Tuttavia, siccome l’essere e la verità si manifestano nella persona ma non sono mai esauriti in essa, la prospettiva del singolo sulla verità sarà sempre un’interpretazione. Ecco che subentrano i temi ermeneutici e l’ontologia dell’inesauribile. Secondo Luigi Pareyson, della verità non c’è che interpretazione e non c’è interpretazione che della verità. Questo vuol dire che la persona ha il compito di farsi interpretazione della verità pur consapevole che nessun pensiero, nessuna interpretazione esaurirà mai la verità che, in quanto tale, è sempre ulteriore; c’è sempre una portata di senso infinito. Eppure, la verità non può che darsi nell’interpretazione personale, storica e situata. Il pensiero deve quindi farsi rivelativo della verità, farsi filosofia e non rimanere mera espressione della situazione storica concreta.
Questo tema, centrale in Verità e interpretazione del 1971, è molto significativo perché comporta la rivalutazione della persona come prospettiva e apertura sulla verità, il dovere per il pensiero e per il singolo di farsi interpretazione del vero e, di conseguenza, l’affermazione della centralità della libertà: è una questione di scelta e di dovere di scegliere per il vero. Altrimenti, il pensiero si riduce a mera espressione del tempo, a ideologia incapace di dare un apporto al proprio tempo. Se l’essere si dà nella storia, la verità nell’interpretazione, il punto diventa riconoscere questo aspetto, «riconoscere nella storia la presenza dell’essere, e quindi distinguere (…) fra ciò che è solamente storico ed espressivo e ciò ch’è anche ontologico e rivelativo, fra ciò la cui natura e il cui valore si esauriscono nella storicità, e ciò la cui storicità è apertura e tramite all’essere, e quindi sua sede e apparizione»[1]. In ogni interpretazione personale diventa quindi possibile la solidarietà con la verità infinita ed esauribile.

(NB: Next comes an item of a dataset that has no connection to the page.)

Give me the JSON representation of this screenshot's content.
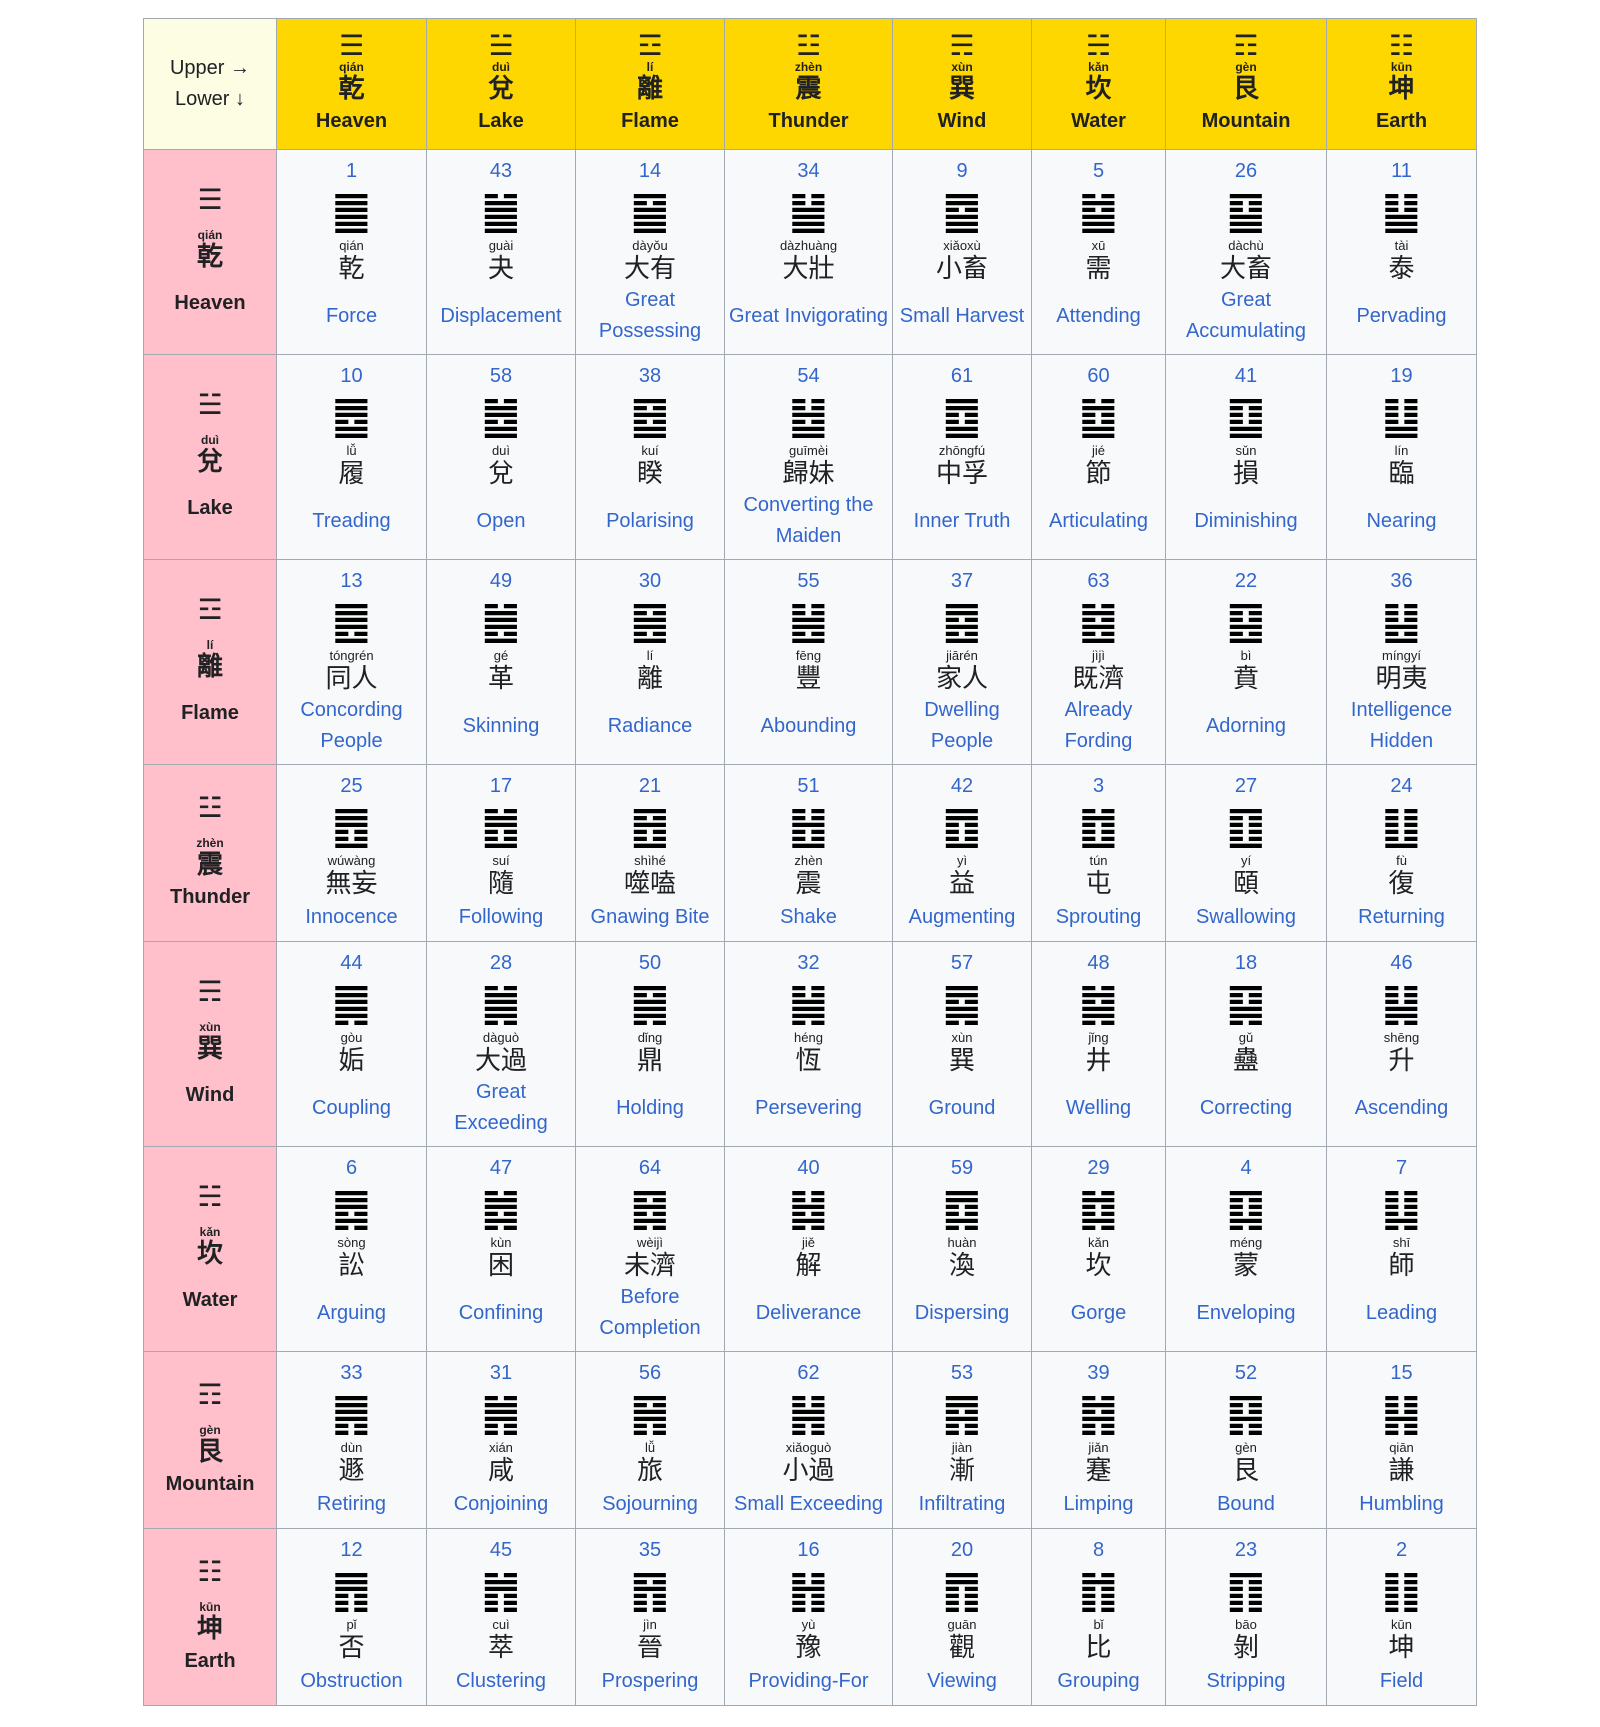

L’accenno a questi temi di fondamentale importanza consente di riprendere brevemente alcuni aspetti dell’estetica pareysoniana, l’estetica della formatività. L’idea esistenzialistica di guardare all’esistenza concreta si traduce, in campo estetico, nella necessità di andare a vedere il procede concreto e lo sviluppo dell’opera d’arte. Come effettivamente lavora l’artista? Quali sono le fasi della creazione dell’opera d’arte? Ecco che Pareyson introduce il concetto di formatività e lo definisce come «un tale fare che, mentre fa, inventa il modo di fare»[2]. L’esperienza estetica nella sua concretezza, il fare artistico si caratterizzano allora per la loro formatività, ossia per il fatto di inventare il modo di fare, la propria regola e il proprio senso nell’atto stesso di fare. Il concetto di forma formante indica «(…) una norma interna all’operare teso alla riuscita; non legge unica per ogni produzione, ma regola immanente d’un singolo processo»[3]. Questo vuol dire che l’artista crea la propria norma e si fa così interpretazione di un senso, di una verità che si dà nella manifestazione concreta dell’opera, ma non si esaurisce in essa. Il processo artistico è allora esemplificazione del rapporto ermeneutico fra interpretazione e verità.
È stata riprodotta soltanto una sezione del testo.